Maybe there are some people who do consider it to have been a negative experience and who feel that they would have liked to have had the choice. But I would contend that there would be many, many more people who would feel much more aggrieved if they had been prevented from undergoing the procedure as an infant, as mandated by their faith.

To summarize again, “Heads I win, tails you lose.”

I consider it a negative experience and want my choice. Many men throughout the world, including Jewish and Muslim males, oppose circumcision and wish they hadn’t been circumcised. Human rights aren’t based on what the majority values. And I’m guessing Angelo Ofori-Mintah and Goodluck Caubergs would like their choices back. (Those two were performed badly, but the question begins with whose choice it is, not how it’s done.)

Nevertheless, both groups of people have rights which must be respected, so how should we reconcile them?

Normal practice, where there is a question about the religious and/or physical well-being of an infant, is to defer to their parents, who we tend to assume have the best interests of their child at heart. Parents don’t always get it right – hence the campaigns against FGM – but any equivalent campaign against male circumcision would have to be accompanied by an overwhelming body of objective scientific evidence that demonstrated significant harm to the child. As far as circumcision goes, there is no such evidence. Some scientists even claim that it is medically beneficial.
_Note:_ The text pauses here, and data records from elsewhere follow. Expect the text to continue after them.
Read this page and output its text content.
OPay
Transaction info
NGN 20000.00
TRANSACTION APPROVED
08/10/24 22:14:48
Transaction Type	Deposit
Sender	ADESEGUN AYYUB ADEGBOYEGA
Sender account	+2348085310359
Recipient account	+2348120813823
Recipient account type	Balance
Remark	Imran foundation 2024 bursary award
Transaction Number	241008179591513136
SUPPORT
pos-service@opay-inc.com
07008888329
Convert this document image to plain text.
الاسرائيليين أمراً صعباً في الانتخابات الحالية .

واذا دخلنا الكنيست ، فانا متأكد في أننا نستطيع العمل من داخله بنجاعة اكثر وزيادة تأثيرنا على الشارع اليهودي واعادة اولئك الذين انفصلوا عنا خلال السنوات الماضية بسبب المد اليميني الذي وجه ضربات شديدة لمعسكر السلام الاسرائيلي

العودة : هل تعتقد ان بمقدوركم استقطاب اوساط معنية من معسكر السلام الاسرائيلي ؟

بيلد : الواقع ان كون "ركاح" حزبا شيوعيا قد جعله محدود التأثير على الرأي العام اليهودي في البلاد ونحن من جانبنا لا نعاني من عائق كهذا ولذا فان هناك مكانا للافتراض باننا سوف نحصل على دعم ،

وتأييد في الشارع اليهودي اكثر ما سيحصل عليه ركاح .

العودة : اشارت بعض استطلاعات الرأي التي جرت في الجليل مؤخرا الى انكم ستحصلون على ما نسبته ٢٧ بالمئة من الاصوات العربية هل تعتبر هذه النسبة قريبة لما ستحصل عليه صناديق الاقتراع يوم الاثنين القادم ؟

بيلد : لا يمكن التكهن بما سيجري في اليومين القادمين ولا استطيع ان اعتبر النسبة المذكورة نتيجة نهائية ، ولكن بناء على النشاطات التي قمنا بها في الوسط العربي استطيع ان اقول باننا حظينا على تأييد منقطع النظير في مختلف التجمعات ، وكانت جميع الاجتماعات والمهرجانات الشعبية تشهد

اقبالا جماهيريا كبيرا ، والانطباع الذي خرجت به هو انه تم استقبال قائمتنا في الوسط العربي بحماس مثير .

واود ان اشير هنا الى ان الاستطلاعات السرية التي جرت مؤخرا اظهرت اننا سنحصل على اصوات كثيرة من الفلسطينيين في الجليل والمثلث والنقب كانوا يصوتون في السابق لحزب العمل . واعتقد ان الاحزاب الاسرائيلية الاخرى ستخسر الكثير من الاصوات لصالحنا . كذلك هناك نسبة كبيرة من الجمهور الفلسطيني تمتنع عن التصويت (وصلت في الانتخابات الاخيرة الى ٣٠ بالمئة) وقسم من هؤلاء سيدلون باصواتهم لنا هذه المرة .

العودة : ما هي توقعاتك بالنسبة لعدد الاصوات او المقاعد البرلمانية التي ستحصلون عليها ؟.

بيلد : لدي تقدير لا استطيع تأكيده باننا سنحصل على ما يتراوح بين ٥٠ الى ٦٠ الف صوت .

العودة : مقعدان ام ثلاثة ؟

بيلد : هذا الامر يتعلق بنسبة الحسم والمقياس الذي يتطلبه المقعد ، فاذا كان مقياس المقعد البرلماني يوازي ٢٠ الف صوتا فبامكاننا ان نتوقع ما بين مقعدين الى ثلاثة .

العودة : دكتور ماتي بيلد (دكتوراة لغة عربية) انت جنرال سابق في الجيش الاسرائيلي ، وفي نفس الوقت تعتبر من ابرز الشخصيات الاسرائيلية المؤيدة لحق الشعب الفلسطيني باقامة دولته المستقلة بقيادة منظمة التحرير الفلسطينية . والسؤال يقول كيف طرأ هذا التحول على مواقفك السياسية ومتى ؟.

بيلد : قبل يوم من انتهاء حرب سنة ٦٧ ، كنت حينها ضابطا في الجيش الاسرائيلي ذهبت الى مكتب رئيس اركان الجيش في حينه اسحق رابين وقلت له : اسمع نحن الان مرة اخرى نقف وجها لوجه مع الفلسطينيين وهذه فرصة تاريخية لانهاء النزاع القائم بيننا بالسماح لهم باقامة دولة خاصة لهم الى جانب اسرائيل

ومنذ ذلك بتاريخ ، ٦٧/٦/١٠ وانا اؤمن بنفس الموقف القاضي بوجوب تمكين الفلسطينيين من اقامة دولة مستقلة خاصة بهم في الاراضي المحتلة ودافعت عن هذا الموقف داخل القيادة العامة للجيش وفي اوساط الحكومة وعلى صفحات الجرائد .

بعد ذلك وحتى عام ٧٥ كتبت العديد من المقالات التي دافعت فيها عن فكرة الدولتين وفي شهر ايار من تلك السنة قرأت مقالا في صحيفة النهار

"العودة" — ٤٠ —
Mr. Hochhauser keeps stacking the deck in his favor. This time it’s “an overwhelming body of objective scientific evidence that demonstrated significant harm to the child.” We already have overwhelming objective scientific evidence. Circumcising a child removes his foreskin, a normal body part. That is harm. The alleged challenge is in demonstrating that this removal amounts to “significant” harm. But that criterion is subjective and meaningless. That correctly isn’t the standard applied to female genital cutting. The focus is rights. The burden of proof rests on the imposition of genital cutting, not the withholding of genital cutting. The child’s body belongs to herself. The child’s body belongs to himself.

Mr Lyndon dismissively characterises the view that male religious circumcision isn’t comparable to FGM as “nitwit feminism in which males are of no consequence at all”. I disagree entirely. … it is deeply irresponsible to attribute the different treatment of these topics as some sort of underhanded feminist conspiracy. To do so threatens simultaneously to generate unwarranted attacks on religious practice, and undermine the important campaign against FGM.

I agree with everything I didn’t remove in that paragraph. But the comparison is not false because the messenger botched the delivery.